With National Homelessness Week hitting headlines across the country, the community spirit of Armadale has come to the fore.
Numerous government and non-profit organisations, schools, religious groups and others have poured concerted effort into outreach and awareness programs.
Maybe one of the best examples of this has been the hundreds of blankets, scarves, beanies and other warm weather clothes donated to the people of Armadale through a recent drive by Kelmscott Primary School and distributed to the streets through the work of Hope Community Services and it all started with a neighbourly chat between Kelmscott Primary School chaplain Leisl Theeart and her neighbour, Hope’s Leanne Bates.

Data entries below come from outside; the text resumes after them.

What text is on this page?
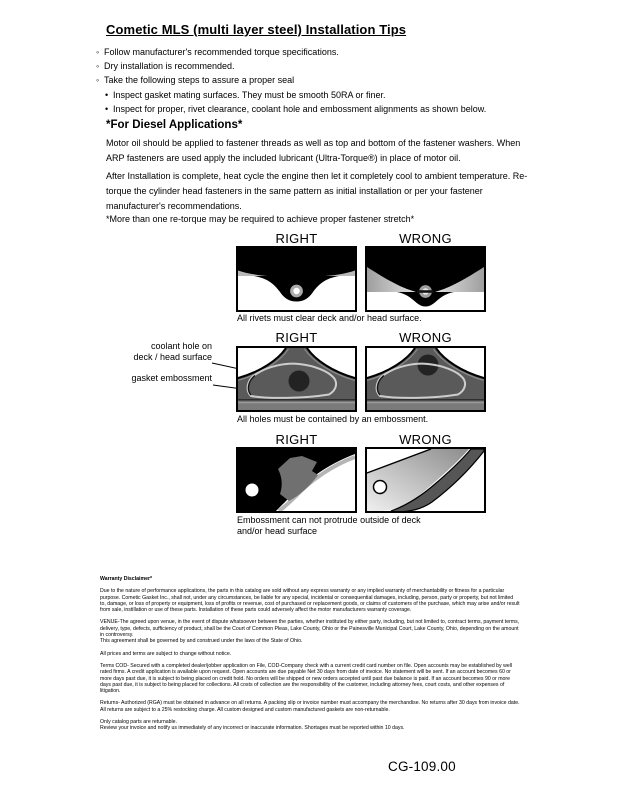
Cometic MLS (multi layer steel) Installation Tips

◦ Follow manufacturer's recommended torque specifications.

◦ Dry installation is recommended.

◦ Take the following steps to assure a proper seal

• Inspect gasket mating surfaces. They must be smooth 50RA or finer.

• Inspect for proper, rivet clearance, coolant hole and embossment alignments as shown below.

*For Diesel Applications*

Motor oil should be applied to fastener threads as well as top and bottom of the fastener washers. When ARP fasteners are used apply the included lubricant (Ultra-Torque®) in place of motor oil.

After Installation is complete, heat cycle the engine then let it completely cool to ambient temperature. Re-torque the cylinder head fasteners in the same pattern as initial installation or per your fastener manufacturer's recommendations.

*More than one re-torque may be required to achieve proper fastener stretch*

RIGHT	WRONG
All rivets must clear deck and/or head surface.
RIGHT	WRONG
coolant hole on
deck / head surface
gasket embossment
All holes must be contained by an embossment.
RIGHT	WRONG
Embossment can not protrude outside of deck
and/or head surface

Warranty Disclaimer*

Due to the nature of performance applications, the parts in this catalog are sold without any express warranty or any implied warranty of merchantability or fitness for a particular purpose. Cometic Gasket Inc., shall not, under any circumstances, be liable for any special, incidental or consequential damages, including, person, party or property, but not limited to, damage, or loss of property or equipment, loss of profits or revenue, cost of purchased or replacement goods, or claims of customers of the purchase, which may arise and/or result from sale, instillation or use of these parts. Installation of these parts could adversely affect the motor manufacturers warranty coverage.

VENUE-The agreed upon venue, in the event of dispute whatsoever between the parties, whether instituted by either party, including, but not limited to, contract terms, payment terms, delivery, type, defects, sufficiency of product, shall be the Court of Common Pleas, Lake County, Ohio or the Painesville Municipal Court, Lake County, Ohio, depending on the amount in controversy.

This agreement shall be governed by and construed under the laws of the State of Ohio.

All prices and terms are subject to change without notice.

Terms COD- Secured with a completed dealer/jobber application on File, COD-Company check with a current credit card number on file. Open accounts may be established by well rated firms. A credit application is available upon request. Open accounts are due payable Net 30 days from date of invoice. No statement will be sent. If an account becomes 60 or more days past due, it is subject to being placed on credit hold. No orders will be shipped or new orders accepted until past due balance is paid. If an account becomes 90 or more days past due, it is subject to being placed for collections. All costs of collection are the responsibility of the customer, including attorney fees, court costs, and other expenses of litigation.

Returns- Authorized (RGA) must be obtained in advance on all returns. A packing slip or invoice number must accompany the merchandise. No returns after 30 days from invoice date. All returns are subject to a 25% restocking charge. All custom designed and custom manufactured gaskets are non-returnable.

Only catalog parts are returnable.

Review your invoice and notify us immediately of any incorrect or inaccurate information. Shortages must be reported within 10 days.

CG-109.00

“Leanne and I are neighbours and she told me as a community service Hope Community Services go out on to the streets of Armadale and give out blankets to the homeless,” Ms Theaart said.
“Just through talking about it we decided this would be a good idea and that we wanted to get on board.”
It did not take much prompting from locals.
Within a matter of months, the school has collected hundreds of items, which will soon got to Armadale’s most needy, in the time of year when they are most required.
“We do a street van service in Armadale Memorial Park every Thursday,” Ms Bates said.
“We have a barbeque and plenty of people – young people, homeless men and women come out.
“We are always in need of blankets, and basically anything warm, especially at this time of year.
“We’re non-for-profit and as of the first of July all of our funding has been cut.
So we pretty much rely on donations and we rely on support like this now more than ever.”
National Homelessness Week is as imperative as ever this year, with one in six people aged between 15 and 19 who took part in Mission Australia’s survey reporting they had experienced homelessness in 2017.
The figure is higher for WA, with 13.5 per cent of West Australian respondents reporting they couldn’t go home.
Mission Australia WA state director Jo Sadler said the organisation’s report was daunting reading but still gave an idea of what can be done to tackle homelessness throughout the state and in high-population areas.
“It also allows us to look at the differences in the experiences of those who have and haven’t experienced homelessness, in areas such as self-esteem, career and job aspirations and family conflict, and gives us a better picture about what support systems are most needed,” she said.
“It should provide at the very least with a shocking wake-up call to all of us that more needs to be done to help our most vulnerable, especially our young people.”
National Homelessness Week runs until August 12, with a range of events and activities available.